Home » Health Issues » Polycystic Ovarian Syndrome

I spent most of Valentine’s Day 2004 in the emergency room. I was screaming when I arrived in the ambulance, and that’s something. I seldom make any loud noises! I couldn’t help it, though. I was in some of the worst pain of my life because an ovarian cyst had burst. The doctors couldn’t really do anything but pump me full of painkillers and put me through lots of tests to rule out more serious problems.

Shortly afterwards, I learned that I could have bled to death had that cyst been right at a blood vessel. I’d never been warned of that, and had falled into thinking that it didn’t really matter that I wasn’t under treatment for PCOS any more. Obviously, I was wrong.

Polycystic Overian Syndrome, or PCOS, is more a collection of problems with a common root than a single illness. The symptoms can, in fact, be so diverse that many physicians do not tie them together to see the overall picture. The main symptom is that women with PCOS do not ovulate normally, but form ovarian cysts that can lead to other problems. They usually suffer from amenhorrhea (failure to menstruate) or dysmenorrhea (irregular or painful menstruation), infertility, and in some cases dyspareunia (pain during sex). The hormonal imbalance can lead to weight gain, hirsutism, acne and other problems. There is a very high incidence of depression in PCOS sufferers, as well. In some cases, women who gain a lot of weight may develop PCOS as a result of their weight gain.

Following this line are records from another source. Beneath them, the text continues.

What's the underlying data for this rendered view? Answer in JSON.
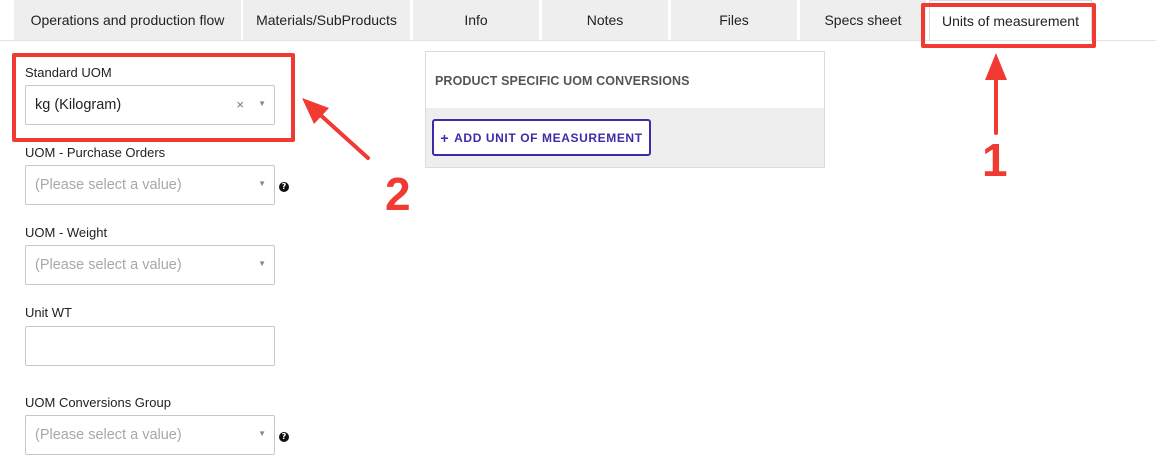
{
  "tabs": [
    {
      "label": "Operations and production flow",
      "active": false
    },
    {
      "label": "Materials/SubProducts",
      "active": false
    },
    {
      "label": "Info",
      "active": false
    },
    {
      "label": "Notes",
      "active": false
    },
    {
      "label": "Files",
      "active": false
    },
    {
      "label": "Specs sheet",
      "active": false
    },
    {
      "label": "Units of measurement",
      "active": true
    }
  ],
  "form": {
    "standard_uom": {
      "label": "Standard UOM",
      "value": "kg (Kilogram)",
      "clear": "×",
      "caret": "▼"
    },
    "uom_purchase_orders": {
      "label": "UOM - Purchase Orders",
      "placeholder": "(Please select a value)",
      "caret": "▼",
      "help": "?"
    },
    "uom_weight": {
      "label": "UOM - Weight",
      "placeholder": "(Please select a value)",
      "caret": "▼"
    },
    "unit_wt": {
      "label": "Unit WT",
      "value": ""
    },
    "uom_conversions_group": {
      "label": "UOM Conversions Group",
      "placeholder": "(Please select a value)",
      "caret": "▼",
      "help": "?"
    }
  },
  "panel": {
    "title": "PRODUCT SPECIFIC UOM CONVERSIONS",
    "add_button": {
      "icon": "plus-icon",
      "plus": "+",
      "label": "ADD UNIT OF MEASUREMENT",
      "color": "#3f2aa8"
    }
  },
  "annotations": {
    "color": "#f03a32",
    "step1": "1",
    "step2": "2"
  }
}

In most, though, it seems that the imbalance causes the weight gain. In my case, I was quite thin when the PCOS started, and after finally getting treatment for it I started losing weight without dieting.

Current thought is that PCOS may be caused by insulin resistance, which can lead to type II diabetes. Thus, treatment with Metformin (glucophage) is sometimes helpful. Doctors have long used birth control pills in an effort to moderate the hormonal imbalance that is an important factor in PCOS. There are actually two kinds of birth control pills, though—those that increase the levels of androgens, and those that use estrogen/progesterone. For years I was given the androgen pills, which unfortunately increase the level of the hormones that are already too high. Switching to an estrogen/progesterone pill gave far better results.

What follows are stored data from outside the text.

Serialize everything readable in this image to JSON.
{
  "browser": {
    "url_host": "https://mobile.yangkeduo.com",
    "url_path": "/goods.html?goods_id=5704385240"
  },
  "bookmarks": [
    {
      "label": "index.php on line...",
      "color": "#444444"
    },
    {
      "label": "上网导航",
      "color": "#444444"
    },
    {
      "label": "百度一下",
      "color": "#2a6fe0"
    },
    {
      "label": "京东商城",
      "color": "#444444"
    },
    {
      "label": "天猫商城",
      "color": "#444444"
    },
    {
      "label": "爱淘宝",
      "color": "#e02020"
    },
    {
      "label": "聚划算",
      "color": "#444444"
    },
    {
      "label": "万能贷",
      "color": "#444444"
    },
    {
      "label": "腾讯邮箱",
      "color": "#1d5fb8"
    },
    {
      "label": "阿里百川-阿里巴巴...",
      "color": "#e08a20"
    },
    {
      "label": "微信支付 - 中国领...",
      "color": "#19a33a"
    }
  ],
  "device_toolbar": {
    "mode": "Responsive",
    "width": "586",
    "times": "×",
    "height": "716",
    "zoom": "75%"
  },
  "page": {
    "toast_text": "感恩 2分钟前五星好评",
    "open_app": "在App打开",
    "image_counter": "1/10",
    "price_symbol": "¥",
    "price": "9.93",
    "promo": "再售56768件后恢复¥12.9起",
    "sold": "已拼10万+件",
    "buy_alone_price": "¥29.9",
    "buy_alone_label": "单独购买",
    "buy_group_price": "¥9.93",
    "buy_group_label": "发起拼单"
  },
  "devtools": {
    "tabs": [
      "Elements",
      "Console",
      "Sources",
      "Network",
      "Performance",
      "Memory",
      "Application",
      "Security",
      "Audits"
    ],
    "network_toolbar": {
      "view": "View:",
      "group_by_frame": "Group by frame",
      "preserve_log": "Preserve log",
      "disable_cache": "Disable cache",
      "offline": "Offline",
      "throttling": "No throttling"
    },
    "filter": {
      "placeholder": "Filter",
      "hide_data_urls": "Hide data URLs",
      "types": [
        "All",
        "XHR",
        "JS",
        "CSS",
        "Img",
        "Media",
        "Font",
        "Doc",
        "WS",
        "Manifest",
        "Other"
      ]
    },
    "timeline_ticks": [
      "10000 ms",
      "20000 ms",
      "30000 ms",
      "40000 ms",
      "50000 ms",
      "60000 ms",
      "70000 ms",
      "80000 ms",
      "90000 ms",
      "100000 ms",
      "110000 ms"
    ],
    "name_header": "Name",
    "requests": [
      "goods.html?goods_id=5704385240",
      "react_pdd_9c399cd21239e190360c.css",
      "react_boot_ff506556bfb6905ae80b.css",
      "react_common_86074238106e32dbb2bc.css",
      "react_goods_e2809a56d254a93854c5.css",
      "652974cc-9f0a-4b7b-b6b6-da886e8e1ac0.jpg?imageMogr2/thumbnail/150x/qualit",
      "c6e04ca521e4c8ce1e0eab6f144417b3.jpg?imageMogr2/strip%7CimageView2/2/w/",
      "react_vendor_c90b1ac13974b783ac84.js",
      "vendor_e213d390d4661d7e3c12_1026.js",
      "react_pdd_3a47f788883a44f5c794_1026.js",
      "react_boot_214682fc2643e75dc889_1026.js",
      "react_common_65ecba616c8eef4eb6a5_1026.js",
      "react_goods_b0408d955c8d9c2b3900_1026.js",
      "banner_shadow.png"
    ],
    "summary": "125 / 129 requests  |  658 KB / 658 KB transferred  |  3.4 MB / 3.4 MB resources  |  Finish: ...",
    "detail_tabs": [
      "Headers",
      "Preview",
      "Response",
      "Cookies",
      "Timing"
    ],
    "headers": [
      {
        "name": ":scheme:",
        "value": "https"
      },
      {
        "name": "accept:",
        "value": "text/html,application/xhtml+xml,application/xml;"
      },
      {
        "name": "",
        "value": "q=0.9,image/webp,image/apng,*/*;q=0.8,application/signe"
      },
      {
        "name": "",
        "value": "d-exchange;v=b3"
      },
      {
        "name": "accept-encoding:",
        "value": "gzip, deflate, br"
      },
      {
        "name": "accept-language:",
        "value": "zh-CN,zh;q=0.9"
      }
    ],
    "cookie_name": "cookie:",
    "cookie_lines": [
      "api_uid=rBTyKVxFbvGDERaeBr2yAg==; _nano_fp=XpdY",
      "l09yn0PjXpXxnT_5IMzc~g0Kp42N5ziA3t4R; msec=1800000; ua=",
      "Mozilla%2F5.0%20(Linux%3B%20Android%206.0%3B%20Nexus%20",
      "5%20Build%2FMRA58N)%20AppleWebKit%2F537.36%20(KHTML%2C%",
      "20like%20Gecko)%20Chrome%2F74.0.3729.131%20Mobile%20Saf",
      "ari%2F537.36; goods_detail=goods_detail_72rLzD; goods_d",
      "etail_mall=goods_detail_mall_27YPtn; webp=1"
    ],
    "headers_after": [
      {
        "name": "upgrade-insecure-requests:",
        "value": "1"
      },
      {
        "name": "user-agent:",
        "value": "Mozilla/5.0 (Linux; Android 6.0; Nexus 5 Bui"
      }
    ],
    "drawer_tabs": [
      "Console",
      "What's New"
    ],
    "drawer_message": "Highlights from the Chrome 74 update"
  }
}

Women with PCOS have a much higher risk for heart disease, diabetes, and some forms of cancer. Endometriosis, miscarriages and infertility are more common among women with PCOS than among those with normal hormone levels. It is, therefore, very important for women who think they may have PCOS to seek treatment even if they aren’t worried about having children and are not bothered by the overt symptoms. PCOSupport is the best resource I’ve found for information about PCOS.

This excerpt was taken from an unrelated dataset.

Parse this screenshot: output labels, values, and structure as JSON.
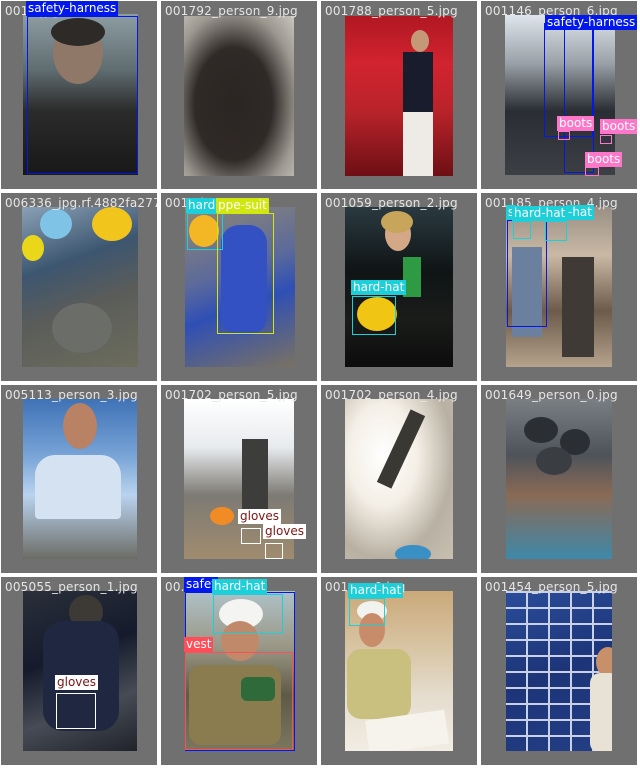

Katie is my miracle baby. I was told by several doctors that I would never bear a child without fertility treatments, as I’d never ovulated regularly. About a year after having surgery to remove a great many ovarian cysts, though, I was suprised to find myself pregnant. Since then I’ve had two miscarriages, and I’m somewhat reluctant to try carrying a child again. Hope springs eternal, though!